Quality time dengan keluarga yang selama ini jarang didapatkan”

“Ini saat yang tepat untuk berbagi dan peduli pada sesama”

Dan masih banyak lagi pesan semesta yang berseliweran, dan tinggal kita tangkap saja.

Di balik semua itu, saya rasa, sesungguhnya kita sedang diperkenalkan kembali dengan kebutuhan-kebutuhan manusia yang paling mendasar. Menyimak dengan sepenuh hati rasa-rasa yang “purba”. Rasa sejak kita dilahirkan.

Yang pertama kita dengar adalah suara adzan Ayah di telinga, suara lembut Ibu, pelukan hangat keluarga. Kebutuhan akan makanan yang membuat kita bisa berjalan, berlari, bertumbuh besar. Rasa sehat dan bugar jiwa raga untuk bertahan hidup. Baju yang sudah kita punya. Atap yang melindungi.
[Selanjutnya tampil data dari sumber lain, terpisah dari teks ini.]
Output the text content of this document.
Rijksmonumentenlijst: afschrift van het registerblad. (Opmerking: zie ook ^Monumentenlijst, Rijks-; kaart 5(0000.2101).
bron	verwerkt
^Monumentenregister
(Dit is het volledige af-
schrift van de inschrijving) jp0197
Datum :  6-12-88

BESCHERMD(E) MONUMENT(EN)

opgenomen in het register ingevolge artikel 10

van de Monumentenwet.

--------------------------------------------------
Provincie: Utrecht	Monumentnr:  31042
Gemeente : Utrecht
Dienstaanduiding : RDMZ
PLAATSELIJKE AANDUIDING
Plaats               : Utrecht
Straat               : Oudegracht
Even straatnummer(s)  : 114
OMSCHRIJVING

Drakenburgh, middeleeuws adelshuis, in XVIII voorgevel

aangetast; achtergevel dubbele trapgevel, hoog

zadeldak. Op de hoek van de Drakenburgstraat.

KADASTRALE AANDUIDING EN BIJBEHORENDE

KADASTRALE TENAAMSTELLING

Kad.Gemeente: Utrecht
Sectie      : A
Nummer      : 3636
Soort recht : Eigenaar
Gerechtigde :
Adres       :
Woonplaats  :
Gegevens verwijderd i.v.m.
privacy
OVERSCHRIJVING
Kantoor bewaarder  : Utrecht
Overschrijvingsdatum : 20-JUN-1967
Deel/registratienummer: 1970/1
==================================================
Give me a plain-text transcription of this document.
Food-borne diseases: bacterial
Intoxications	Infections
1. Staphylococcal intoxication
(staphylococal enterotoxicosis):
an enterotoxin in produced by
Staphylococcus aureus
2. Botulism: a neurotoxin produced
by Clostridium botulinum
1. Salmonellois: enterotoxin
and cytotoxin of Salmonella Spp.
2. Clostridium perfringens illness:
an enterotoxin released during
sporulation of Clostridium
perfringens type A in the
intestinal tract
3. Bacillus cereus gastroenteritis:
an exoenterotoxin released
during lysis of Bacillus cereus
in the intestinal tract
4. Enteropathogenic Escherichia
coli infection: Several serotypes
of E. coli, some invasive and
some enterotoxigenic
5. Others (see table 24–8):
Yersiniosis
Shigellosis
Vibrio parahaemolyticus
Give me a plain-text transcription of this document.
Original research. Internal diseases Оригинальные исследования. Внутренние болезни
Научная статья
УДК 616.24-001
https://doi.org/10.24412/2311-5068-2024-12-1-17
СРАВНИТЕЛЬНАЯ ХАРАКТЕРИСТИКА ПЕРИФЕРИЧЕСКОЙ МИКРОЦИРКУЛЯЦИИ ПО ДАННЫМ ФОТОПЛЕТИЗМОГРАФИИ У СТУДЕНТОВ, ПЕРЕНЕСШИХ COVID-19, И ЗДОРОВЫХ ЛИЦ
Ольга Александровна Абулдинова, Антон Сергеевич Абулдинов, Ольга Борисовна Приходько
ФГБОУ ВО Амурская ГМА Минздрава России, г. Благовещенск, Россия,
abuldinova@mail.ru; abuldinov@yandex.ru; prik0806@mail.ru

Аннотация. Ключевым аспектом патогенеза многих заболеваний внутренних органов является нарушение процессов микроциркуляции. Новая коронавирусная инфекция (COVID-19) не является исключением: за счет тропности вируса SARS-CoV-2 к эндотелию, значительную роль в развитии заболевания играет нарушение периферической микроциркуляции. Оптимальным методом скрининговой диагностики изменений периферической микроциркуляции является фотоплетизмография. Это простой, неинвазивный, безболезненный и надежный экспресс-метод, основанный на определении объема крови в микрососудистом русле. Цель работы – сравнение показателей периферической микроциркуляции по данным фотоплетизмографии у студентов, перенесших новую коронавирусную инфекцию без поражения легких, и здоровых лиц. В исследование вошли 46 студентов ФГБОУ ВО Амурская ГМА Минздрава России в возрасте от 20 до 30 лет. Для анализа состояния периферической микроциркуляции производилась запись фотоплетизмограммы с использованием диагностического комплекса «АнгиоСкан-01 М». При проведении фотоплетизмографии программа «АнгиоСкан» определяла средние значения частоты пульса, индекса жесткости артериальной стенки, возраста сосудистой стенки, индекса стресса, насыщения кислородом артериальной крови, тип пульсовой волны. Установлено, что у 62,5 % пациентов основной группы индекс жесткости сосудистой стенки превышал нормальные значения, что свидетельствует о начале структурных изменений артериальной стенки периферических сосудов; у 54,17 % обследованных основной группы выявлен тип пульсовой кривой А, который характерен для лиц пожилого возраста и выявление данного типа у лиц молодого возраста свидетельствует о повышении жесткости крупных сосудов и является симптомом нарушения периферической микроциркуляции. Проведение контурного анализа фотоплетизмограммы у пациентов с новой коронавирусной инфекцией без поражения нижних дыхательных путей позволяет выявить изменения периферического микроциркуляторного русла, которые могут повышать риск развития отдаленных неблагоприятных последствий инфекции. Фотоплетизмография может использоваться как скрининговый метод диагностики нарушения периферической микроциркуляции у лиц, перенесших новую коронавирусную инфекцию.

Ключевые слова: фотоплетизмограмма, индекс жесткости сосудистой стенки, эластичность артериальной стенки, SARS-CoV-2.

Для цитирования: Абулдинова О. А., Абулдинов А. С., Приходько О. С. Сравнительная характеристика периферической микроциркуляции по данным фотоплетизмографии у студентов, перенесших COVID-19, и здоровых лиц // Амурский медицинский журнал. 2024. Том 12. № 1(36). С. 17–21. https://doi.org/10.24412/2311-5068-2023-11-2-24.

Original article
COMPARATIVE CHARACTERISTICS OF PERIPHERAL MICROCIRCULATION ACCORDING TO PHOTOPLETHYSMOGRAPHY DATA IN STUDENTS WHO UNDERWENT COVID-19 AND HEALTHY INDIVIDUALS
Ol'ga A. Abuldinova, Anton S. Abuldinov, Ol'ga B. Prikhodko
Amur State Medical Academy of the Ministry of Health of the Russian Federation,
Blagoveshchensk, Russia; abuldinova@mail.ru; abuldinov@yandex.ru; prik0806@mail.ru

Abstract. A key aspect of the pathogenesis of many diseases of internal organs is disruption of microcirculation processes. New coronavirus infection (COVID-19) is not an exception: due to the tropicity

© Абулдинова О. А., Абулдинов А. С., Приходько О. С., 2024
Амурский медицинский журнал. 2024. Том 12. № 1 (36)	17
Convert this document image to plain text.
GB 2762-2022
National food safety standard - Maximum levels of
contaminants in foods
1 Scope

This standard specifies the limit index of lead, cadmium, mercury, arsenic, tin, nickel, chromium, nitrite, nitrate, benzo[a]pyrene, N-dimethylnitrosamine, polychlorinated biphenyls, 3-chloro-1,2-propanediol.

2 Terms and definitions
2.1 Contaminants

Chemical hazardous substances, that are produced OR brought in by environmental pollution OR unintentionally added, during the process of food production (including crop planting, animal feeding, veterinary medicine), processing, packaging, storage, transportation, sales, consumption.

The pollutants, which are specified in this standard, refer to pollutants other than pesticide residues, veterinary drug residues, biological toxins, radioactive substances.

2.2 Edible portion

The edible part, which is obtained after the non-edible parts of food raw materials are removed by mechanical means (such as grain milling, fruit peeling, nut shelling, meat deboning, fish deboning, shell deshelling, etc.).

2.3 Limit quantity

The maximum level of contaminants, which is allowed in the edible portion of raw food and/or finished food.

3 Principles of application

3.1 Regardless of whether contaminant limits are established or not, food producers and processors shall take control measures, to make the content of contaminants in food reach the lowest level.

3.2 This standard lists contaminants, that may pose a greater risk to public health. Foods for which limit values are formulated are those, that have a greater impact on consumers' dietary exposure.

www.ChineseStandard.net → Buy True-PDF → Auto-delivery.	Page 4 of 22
Bahkan kita diperkenalkan kembali dengan… cara mencuci tangan.

Bertahan #dirumahaja, “dipaksa” beraktivitas dengan apa yang sudah ada di dalamnya, tersadar bahwa benda yang kita punya sesungguhnya sudah cukup. Memang harus cukup.

Lalu, kemarin –kemarin sebelum si makhluk mikroskopis itu tiba, “rasa-rasa purba” itu sering kita istirahatkan dimana?

Berharap pelajaran besar ini membawa kebaikan bagi kita. Semoga setelah melewati ini (bahkan di detik ini juga), kita memelihara “rasa-rasa purba” yang sesungguhnya sudah bersemayam sejak lahir, menjadi lebih bersyukur dan senantiasa merasa cukup.